IMHO DCTV was a revolutionary device that could have done so much more and could have helped Commodore and Amiga greatly if further development had been done and,or more game programmers had written a version of their games in DCTV format. Can you imagine all of our favorite Amiga games running at 24bit color depth and full speed on any Amiga model.
The DCTV was simply amazing. It was like having a TARGA board, only you could do things with the DCTV that you couldn't do with the TARGA or any other truecolor boards for PCs or Macs at the time. Or the VideoToaster.
In 1990/1991 and for many years after truecolor framebuffers required single frame recording to very expensive video decks in order to achieve motion. This was typically done with composite video to analog recording devices. 3/4" U-Matic was about the least expensive, industrial quality used at the time and it's a composite recording medium. Betacam would be the next step up in quality at a major increase in price while still only offering 300 lines of resolution though it recorded a crude form of component video.

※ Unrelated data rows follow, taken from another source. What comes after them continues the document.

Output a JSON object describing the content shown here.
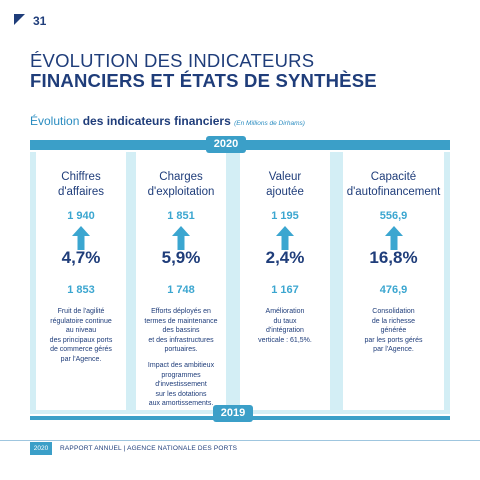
{
  "page_number": "31",
  "title_line1": "ÉVOLUTION DES INDICATEURS",
  "title_line2": "FINANCIERS ET ÉTATS DE SYNTHÈSE",
  "subtitle": {
    "prefix": "Évolution ",
    "bold": "des indicateurs financiers",
    "note": "(En Millions de Dirhams)"
  },
  "year_top": "2020",
  "year_bottom": "2019",
  "columns": [
    {
      "title_line1": "Chiffres",
      "title_line2": "d'affaires",
      "value_2020": "1 940",
      "growth": "4,7%",
      "value_2019": "1 853",
      "description": "Fruit de l'agilité\nrégulatoire continue\nau niveau\ndes principaux ports\nde commerce gérés\npar l'Agence."
    },
    {
      "title_line1": "Charges",
      "title_line2": "d'exploitation",
      "value_2020": "1 851",
      "growth": "5,9%",
      "value_2019": "1 748",
      "description": "Efforts déployés en\ntermes de maintenance\ndes bassins\net des infrastructures\nportuaires.",
      "description_2": "Impact des ambitieux\nprogrammes\nd'investissement\nsur les dotations\naux amortissements."
    },
    {
      "title_line1": "Valeur",
      "title_line2": "ajoutée",
      "value_2020": "1 195",
      "growth": "2,4%",
      "value_2019": "1 167",
      "description": "Amélioration\ndu taux\nd'intégration\nverticale : 61,5%."
    },
    {
      "title_line1": "Capacité",
      "title_line2": "d'autofinancement",
      "value_2020": "556,9",
      "growth": "16,8%",
      "value_2019": "476,9",
      "description": "Consolidation\nde la richesse\ngénérée\npar les ports gérés\npar l'Agence."
    }
  ],
  "footer": {
    "year": "2020",
    "text": "RAPPORT ANNUEL  |  AGENCE NATIONALE DES PORTS"
  },
  "colors": {
    "navy": "#1f3d7a",
    "accent_blue": "#3ba6d0",
    "panel": "#d3eef5"
  }
}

It wouldn't be until a few years later with the introduction of the DPS-Personal Animation Recorder that you could get realtime playback of imagery with this sort of color and quality, though the PAR was only playback and didn't have any video paint support since it didn't allow that sort of access to its framebuffer. DCTV Paint was head and shoulders better than the kludgy way Newtek implemented paint on the VideoToaster.
I had an Amiga3000 when DCTV came out and my buddy and I were running a little graphics and Amiga training outfit in Corpus Christi, TX and though I don't recall the job that paid for my DCTV it was likely the best $200 I ever spent on the Amiga (I could be wrong on price, I was still getting my old employee discount from when I worked at the local Amiga dealer in high school). Combined with Pageflipper + Effects I could do 640x400 ANIM playback that didn't bog, recording to 8mm video at U-Matic quality and no need for single frame controllers.

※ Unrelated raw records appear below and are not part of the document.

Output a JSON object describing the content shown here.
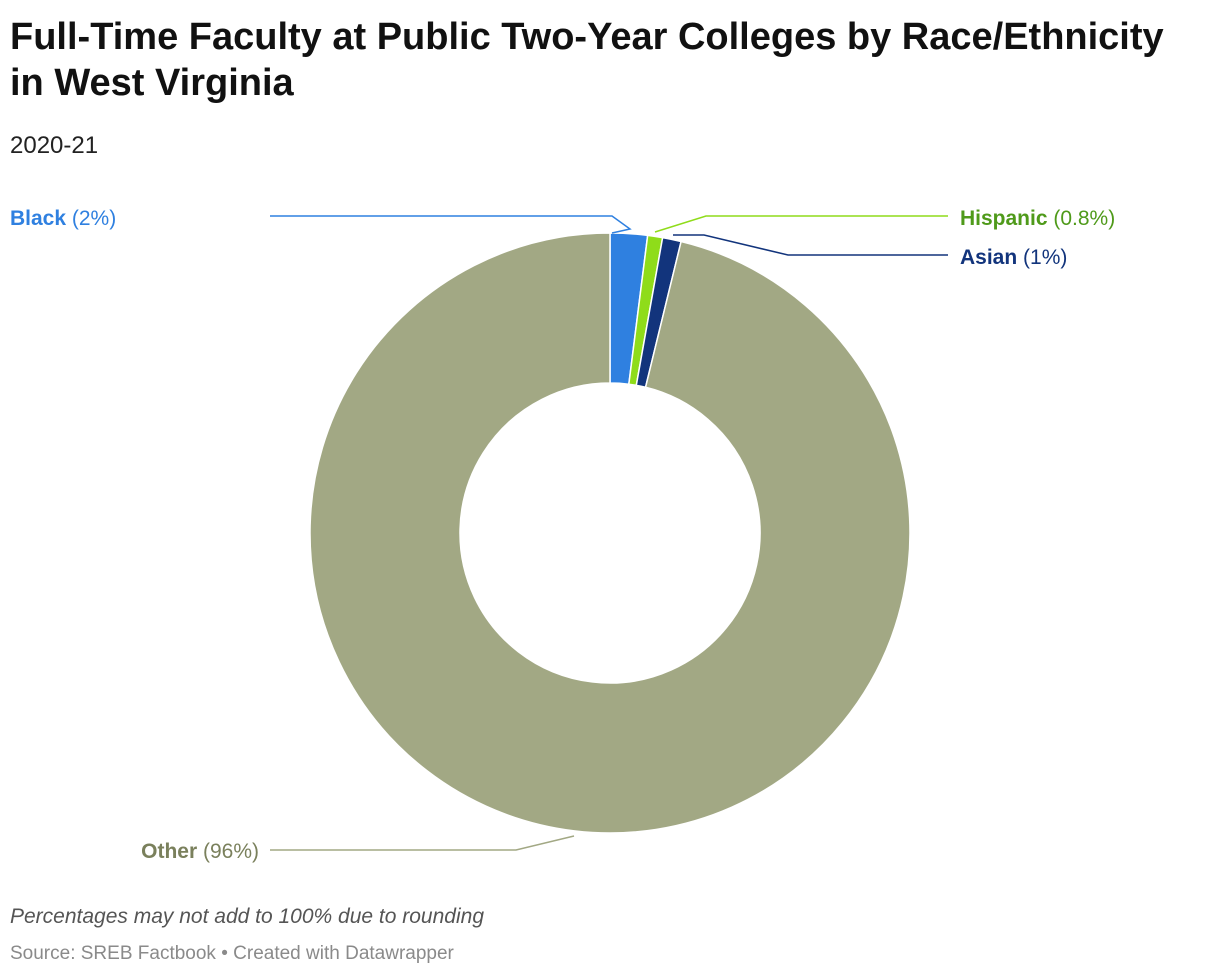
{
  "chart_data": {
    "type": "pie",
    "style": "donut",
    "title": "Full-Time Faculty at Public Two-Year Colleges by Race/Ethnicity in West Virginia",
    "subtitle": "2020-21",
    "slices": [
      {
        "label": "Black",
        "value": 2,
        "value_label": "(2%)",
        "color": "#2f80e0",
        "label_color": "#2f80e0"
      },
      {
        "label": "Hispanic",
        "value": 0.8,
        "value_label": "(0.8%)",
        "color": "#8fdc1a",
        "label_color": "#4f9a1a"
      },
      {
        "label": "Asian",
        "value": 1,
        "value_label": "(1%)",
        "color": "#12347c",
        "label_color": "#12347c"
      },
      {
        "label": "Other",
        "value": 96,
        "value_label": "(96%)",
        "color": "#a2a884",
        "label_color": "#7a805c"
      }
    ]
  },
  "note": "Percentages may not add to 100% due to rounding",
  "footer": {
    "source_text": "Source: SREB Factbook",
    "separator": "•",
    "credit_text": "Created with Datawrapper"
  }
}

Animations that I did in Hash's Animation:Apprentice and Imagine output full-color through the DCTV got me accepted into CalArts, which got me a job at an Oscar winning effects facility shortly thereafter and a pretty amazing career, and I credit a lot of that snowball to the DCTV (and the Amiga, of course). I wasn't showing them HAM playback or single frames. They were seeing images that looked as good as what their MFA students were doing with Wavefront TAV and their TARGA recording setup.